Noble Lords who have read the Sunday Times will be aware that this problem has not gone away and that further tragedies have been reported. Two sisters, Miriam and Patricia, went to a hen party in Cork and stayed in a hotel. Six other guests in the hotel were taken ill and were seen by doctors and one couple was sent to the university hospital in Cork. This was on the Sunday morning. At two o’clock on the Sunday afternoon, one of the sisters was found dead and the other one had not recovered enough to be able to attend her sister’s funeral two days ago. Also, this week Cardiff Crown Court, in my home city, is hearing a case where a man died because his landlord had not had carbon monoxide checks done on gas appliances.

We are in the peak season for carbon monoxide poisoning—November to March—and the more that we decrease ventilation, the higher the risk associated with it. Since Second Reading I have done a little more digging to try to further persuade Ministers of the importance of this issue. A survey for the Hotspot report found that although 35 per cent of people surveyed said that they had bought a carbon monoxide alarm, only 8 per cent had installed the alarm and 15 per cent had never tested it. Of those, only 17 per cent of the alarms purchased were the less effective black spot detectors.

The issue of carbon monoxide poisoning is under-reported. France has compulsory testing at post mortems and our recorded death rates are probably artificially low. There is certainly a very poor awareness among general practitioners and hospital doctors about carbon monoxide poisoning and even when people present with symptoms they are not being diagnosed.

Gas appliances, solid fuel and so on are all culpable.
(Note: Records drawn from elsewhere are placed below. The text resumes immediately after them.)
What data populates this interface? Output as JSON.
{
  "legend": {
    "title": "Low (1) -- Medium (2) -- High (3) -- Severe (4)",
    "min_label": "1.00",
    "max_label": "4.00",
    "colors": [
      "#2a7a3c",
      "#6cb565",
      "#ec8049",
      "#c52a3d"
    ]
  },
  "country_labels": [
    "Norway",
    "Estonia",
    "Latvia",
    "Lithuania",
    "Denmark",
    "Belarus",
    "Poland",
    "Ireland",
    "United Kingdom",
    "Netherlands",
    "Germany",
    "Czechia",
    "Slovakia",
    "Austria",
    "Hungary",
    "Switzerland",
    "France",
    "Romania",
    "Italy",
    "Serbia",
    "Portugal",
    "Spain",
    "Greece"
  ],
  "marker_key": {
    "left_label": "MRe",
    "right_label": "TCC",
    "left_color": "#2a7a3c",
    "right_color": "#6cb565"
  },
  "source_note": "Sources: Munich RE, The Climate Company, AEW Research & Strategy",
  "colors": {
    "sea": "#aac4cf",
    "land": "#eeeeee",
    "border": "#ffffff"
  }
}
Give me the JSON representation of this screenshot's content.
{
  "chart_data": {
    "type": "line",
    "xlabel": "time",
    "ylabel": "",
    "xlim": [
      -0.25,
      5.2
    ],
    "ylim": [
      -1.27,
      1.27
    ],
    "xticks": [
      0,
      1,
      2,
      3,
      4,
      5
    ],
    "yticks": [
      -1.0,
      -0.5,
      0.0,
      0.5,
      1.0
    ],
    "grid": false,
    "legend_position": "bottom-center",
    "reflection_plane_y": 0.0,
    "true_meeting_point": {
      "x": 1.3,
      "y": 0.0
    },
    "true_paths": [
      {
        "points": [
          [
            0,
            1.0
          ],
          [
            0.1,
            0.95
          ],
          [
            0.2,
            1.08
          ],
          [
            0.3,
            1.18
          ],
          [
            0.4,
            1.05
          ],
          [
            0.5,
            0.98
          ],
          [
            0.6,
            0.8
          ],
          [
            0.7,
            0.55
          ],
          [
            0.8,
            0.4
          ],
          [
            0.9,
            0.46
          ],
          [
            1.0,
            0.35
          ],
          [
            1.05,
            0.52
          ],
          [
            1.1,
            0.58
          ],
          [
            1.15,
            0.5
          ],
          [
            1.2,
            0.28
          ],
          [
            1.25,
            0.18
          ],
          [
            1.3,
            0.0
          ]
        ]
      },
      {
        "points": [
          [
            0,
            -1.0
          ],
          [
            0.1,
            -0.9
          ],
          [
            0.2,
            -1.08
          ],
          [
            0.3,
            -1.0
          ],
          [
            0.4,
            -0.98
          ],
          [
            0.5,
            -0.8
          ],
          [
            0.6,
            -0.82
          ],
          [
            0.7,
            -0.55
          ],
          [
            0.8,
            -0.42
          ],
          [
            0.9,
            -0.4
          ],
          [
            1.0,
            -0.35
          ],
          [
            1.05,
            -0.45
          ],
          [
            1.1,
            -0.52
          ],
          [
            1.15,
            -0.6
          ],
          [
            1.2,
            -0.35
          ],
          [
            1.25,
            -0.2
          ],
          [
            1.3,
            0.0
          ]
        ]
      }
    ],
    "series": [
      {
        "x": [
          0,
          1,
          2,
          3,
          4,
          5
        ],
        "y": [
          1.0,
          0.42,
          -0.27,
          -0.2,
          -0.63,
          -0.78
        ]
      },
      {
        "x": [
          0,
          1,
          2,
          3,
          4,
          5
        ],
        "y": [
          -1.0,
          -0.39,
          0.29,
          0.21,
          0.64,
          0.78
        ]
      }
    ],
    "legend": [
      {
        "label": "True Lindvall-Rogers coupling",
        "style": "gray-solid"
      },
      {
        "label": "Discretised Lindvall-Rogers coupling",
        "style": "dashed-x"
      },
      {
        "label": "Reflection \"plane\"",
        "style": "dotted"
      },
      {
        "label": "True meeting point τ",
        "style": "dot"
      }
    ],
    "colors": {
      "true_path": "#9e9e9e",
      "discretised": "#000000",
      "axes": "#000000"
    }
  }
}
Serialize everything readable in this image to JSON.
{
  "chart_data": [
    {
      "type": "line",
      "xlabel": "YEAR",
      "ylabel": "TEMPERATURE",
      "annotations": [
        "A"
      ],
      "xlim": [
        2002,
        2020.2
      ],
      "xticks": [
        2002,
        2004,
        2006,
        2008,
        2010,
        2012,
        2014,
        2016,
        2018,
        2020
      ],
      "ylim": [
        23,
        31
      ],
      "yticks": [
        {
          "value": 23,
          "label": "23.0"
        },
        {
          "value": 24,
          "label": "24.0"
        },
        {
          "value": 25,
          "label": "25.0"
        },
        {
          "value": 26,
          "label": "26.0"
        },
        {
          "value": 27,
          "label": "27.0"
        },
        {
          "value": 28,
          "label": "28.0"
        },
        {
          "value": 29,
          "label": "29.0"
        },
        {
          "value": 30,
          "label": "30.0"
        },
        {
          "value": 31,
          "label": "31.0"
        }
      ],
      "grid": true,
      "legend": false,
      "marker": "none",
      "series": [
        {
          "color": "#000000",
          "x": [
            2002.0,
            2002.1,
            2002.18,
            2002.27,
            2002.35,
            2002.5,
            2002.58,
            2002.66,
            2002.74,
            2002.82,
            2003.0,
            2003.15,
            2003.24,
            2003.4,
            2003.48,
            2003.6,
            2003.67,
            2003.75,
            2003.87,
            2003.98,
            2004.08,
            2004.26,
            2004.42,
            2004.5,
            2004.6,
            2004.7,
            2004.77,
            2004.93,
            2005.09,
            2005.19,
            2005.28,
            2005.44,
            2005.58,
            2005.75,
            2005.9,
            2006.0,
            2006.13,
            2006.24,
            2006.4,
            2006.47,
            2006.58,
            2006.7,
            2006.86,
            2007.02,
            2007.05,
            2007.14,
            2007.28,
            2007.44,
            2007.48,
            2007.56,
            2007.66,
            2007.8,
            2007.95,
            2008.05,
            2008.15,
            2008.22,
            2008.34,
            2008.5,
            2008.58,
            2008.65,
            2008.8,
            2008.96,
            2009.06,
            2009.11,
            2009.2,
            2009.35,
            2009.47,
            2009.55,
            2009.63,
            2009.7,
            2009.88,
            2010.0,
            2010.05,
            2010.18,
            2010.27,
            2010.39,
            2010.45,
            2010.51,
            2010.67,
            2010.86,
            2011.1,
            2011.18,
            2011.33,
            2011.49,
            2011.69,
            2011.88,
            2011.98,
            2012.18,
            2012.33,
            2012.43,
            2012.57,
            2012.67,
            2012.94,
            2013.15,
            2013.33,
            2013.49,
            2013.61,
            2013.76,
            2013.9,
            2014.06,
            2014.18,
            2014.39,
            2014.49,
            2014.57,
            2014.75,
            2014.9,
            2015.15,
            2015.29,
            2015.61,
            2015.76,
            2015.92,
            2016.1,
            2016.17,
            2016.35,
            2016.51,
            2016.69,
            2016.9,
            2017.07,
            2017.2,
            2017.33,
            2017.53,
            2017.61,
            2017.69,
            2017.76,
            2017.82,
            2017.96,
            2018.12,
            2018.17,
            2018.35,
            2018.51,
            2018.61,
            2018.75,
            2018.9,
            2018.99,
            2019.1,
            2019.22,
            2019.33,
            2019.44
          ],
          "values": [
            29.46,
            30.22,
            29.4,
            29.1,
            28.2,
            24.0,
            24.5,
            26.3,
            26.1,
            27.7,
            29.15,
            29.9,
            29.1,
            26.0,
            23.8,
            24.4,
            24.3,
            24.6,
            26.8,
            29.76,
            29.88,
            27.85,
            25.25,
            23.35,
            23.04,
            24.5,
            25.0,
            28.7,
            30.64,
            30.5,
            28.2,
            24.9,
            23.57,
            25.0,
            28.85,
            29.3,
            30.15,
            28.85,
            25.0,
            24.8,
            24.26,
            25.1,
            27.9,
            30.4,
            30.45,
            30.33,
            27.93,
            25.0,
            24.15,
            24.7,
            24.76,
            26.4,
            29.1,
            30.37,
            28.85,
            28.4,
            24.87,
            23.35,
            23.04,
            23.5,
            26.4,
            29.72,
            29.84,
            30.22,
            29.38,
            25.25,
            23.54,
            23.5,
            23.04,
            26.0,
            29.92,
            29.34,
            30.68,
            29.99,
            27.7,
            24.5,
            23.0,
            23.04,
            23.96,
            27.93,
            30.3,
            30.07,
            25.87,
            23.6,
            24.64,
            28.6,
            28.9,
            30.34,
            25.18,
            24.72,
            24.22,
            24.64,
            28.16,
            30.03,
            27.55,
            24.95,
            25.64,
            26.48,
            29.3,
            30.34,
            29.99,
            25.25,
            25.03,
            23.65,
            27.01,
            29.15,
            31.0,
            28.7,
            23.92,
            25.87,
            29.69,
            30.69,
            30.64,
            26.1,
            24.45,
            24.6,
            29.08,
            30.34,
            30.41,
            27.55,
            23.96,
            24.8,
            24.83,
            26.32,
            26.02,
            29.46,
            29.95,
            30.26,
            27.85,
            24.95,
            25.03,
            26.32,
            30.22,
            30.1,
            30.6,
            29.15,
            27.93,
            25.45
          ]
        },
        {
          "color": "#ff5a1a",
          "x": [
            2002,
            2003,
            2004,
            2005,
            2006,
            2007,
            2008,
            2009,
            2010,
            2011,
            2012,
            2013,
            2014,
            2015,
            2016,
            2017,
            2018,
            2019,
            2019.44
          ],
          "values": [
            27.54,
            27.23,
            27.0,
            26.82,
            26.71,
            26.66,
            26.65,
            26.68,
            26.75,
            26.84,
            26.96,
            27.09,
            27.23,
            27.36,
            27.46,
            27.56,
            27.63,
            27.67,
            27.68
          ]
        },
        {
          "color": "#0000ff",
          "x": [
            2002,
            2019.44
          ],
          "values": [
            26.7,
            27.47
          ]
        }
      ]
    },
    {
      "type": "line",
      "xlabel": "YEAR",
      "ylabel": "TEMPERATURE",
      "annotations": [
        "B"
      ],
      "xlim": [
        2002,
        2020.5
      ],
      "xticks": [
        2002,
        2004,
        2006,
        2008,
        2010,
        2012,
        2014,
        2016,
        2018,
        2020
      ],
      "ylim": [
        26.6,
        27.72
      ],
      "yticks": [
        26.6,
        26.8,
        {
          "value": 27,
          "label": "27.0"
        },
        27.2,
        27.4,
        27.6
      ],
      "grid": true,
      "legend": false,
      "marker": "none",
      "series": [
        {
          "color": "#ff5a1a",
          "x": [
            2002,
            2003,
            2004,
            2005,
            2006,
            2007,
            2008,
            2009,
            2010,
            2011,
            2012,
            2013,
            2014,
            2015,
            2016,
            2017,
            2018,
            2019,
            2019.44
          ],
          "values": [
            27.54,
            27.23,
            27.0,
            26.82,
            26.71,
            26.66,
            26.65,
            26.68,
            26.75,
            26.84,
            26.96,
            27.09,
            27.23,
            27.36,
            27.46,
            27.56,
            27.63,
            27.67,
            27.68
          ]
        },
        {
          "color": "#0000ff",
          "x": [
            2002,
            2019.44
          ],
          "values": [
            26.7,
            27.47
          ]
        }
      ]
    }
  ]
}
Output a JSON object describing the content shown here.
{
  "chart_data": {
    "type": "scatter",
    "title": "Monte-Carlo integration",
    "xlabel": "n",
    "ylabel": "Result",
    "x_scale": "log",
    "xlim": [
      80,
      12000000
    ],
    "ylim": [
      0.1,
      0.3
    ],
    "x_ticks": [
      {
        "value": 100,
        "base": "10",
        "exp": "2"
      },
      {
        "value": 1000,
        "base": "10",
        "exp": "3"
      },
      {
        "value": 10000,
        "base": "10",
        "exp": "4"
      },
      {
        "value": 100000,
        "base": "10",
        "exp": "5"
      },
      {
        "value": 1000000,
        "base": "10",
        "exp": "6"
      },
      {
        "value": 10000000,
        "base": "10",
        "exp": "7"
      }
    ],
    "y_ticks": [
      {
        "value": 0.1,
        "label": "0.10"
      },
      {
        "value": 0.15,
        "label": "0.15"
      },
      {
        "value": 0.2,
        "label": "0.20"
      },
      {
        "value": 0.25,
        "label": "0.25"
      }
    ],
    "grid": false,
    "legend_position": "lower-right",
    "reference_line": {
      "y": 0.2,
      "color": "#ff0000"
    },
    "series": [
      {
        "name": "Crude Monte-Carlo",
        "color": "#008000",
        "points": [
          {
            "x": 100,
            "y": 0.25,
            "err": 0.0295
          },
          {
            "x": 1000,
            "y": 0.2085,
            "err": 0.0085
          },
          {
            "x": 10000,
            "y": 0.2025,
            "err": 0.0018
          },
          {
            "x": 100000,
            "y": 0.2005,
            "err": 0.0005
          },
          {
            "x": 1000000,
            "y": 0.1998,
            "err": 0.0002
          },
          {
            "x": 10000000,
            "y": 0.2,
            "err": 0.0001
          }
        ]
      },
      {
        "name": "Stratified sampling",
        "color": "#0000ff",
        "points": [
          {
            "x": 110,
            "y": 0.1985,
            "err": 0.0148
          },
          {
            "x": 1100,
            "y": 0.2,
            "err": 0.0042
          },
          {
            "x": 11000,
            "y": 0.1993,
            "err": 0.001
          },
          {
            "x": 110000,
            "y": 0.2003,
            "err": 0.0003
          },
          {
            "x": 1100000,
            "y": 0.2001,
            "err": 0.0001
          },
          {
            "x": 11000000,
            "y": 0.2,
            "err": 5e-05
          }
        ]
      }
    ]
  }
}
I shall not go through the figures but if we do not take the opportunity to address this issue and we decrease ventilation in draughty homes, it will inevitably increase the number of cases of carbon monoxide poisoning.

The amendment is worded to move away from being restricted to hard-wired alarms because I have discovered that the cost of a sealed battery alarm is £15 to £30 rather than the £50 cost of a hard-wired alarm, and it can be fitted by anyone. The battery does not require changing and should last six to seven years, at which point the alarm needs to be replaced, so it would be an even more cost-effective intervention. It would help occupiers to be alerted to any build-up of carbon monoxide and one can say with certainty that it would decrease the number of deaths.

In line with my amendment, I strongly support Amendments 5A and 7B because they make stronger the wording of subsection (4) and ensure that it shall include a list of items. If the Government were minded to accept my amendment it would make a massive change to the number of cases of carbon monoxide poisoning, which is hugely under-reported and under-recognised and continues to take lives every week.